Easy, at home, testing. No laboratory blood draws. No prescription is necessary (except for those living in California and New York). A simple finger prick or saliva sample delivers reliable, accurate results. Mail your test kit to the laboratory in the postage-paid envelope and obtain your results within a few days – no waiting for a doctor. Private, affordable, and fast!
ESTRADIOL (E3) Blood Spot Test
The primary and most-potent form of estrogen produced by the body during reproductive years.
Estradiol is the predominant, and the most potent, circulating estrogen. It is mostly bound to sex hormone binding globulin in the blood. In reproductive age women, an excess of estradiol, relative to progesterone, can explain many symptoms including endometrial hyperplasia, pre-menstrual syndrome, fibrocystic breasts, and uterine fibroids.
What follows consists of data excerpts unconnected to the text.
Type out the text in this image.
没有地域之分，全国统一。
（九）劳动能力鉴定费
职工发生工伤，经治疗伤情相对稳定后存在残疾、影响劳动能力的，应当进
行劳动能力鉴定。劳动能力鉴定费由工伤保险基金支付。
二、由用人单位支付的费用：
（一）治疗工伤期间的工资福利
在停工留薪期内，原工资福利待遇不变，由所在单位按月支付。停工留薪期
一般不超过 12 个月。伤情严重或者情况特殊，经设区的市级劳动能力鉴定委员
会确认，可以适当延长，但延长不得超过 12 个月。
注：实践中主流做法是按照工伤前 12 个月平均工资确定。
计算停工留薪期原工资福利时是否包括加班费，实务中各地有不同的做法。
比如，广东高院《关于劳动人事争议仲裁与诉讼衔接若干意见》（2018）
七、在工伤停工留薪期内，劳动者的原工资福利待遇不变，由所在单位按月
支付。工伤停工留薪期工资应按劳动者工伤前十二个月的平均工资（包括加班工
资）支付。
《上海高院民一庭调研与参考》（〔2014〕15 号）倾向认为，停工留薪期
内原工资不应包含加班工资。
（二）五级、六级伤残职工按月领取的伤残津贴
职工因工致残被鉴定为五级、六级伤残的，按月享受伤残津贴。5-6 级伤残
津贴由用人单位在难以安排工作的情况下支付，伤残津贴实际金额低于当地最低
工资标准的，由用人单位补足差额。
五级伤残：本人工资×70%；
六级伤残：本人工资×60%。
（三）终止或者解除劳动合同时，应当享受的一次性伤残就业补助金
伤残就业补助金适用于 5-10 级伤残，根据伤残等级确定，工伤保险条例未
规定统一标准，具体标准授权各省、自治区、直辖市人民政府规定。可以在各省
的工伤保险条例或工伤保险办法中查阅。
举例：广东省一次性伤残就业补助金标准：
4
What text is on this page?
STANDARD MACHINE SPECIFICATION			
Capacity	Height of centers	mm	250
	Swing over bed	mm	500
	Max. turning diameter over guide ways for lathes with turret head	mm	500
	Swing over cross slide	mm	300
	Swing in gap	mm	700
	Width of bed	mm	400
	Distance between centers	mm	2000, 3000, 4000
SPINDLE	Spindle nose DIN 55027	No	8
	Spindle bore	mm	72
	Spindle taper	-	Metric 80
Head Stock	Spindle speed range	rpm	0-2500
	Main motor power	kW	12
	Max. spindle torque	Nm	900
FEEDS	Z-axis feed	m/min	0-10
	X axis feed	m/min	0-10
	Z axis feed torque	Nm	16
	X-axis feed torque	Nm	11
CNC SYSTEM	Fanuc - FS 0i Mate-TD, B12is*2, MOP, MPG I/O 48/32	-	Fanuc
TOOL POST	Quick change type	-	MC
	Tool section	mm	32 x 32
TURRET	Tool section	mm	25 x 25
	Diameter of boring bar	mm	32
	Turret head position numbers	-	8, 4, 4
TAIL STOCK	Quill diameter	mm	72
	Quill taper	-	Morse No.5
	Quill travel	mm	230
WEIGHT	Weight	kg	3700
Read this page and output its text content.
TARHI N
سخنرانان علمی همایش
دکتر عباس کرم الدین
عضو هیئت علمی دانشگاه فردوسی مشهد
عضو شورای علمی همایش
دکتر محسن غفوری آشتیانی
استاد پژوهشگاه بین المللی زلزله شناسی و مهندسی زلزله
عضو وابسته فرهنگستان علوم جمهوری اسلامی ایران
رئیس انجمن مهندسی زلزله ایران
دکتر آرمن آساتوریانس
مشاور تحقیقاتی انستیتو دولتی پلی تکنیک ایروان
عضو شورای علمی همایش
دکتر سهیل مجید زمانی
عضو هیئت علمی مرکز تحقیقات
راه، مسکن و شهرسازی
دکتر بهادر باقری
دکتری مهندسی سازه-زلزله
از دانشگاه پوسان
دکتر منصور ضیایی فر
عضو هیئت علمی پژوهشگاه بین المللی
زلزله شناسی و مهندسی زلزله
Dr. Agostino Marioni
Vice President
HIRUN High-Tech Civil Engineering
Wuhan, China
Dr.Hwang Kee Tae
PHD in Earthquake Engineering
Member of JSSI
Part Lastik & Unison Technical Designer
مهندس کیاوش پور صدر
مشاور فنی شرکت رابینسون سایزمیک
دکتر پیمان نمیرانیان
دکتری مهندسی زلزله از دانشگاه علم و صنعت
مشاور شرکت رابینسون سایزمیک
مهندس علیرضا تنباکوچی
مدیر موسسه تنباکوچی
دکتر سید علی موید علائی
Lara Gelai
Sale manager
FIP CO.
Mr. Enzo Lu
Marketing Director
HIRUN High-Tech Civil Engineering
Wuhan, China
Women approaching menopause, whose estrogen levels swing from high to low while progesterone levels decline, can also experience symptoms of estrogen dominance, which include weight gain, fibrocystic and tender breasts, uterine fibroids, irritability, water retention, and thyroid problems. Estrogen dominance can lead to cancers of the uterus and breasts, and insulin resistance. With the onset of menopause, when ovarian estrogen and progesterone production decline, low estradiol levels lead to hot flashes, night sweats, vaginal dryness, sleep disturbances, foggy thinking, and bone loss. In men, too much estradiol, relative to testosterone levels, leads to feminizing effects such as breast enlargement. In healthy young men, testosterone is at its highest level and estradiol is very low. However, as men age, this shifts to a higher estradiol/testosterone ratio. Even if testosterone levels are normal, men can experience symptoms indicative of a functional testosterone deficiency because of the effects of higher than normal estradiol levels. The reference range for blood spot estradiol levels is 43—180 pg/mL in premenopausal women during the luteal phase; <10—49 pg/mL in postmenopausal women; and 12—56 pg/mL in men.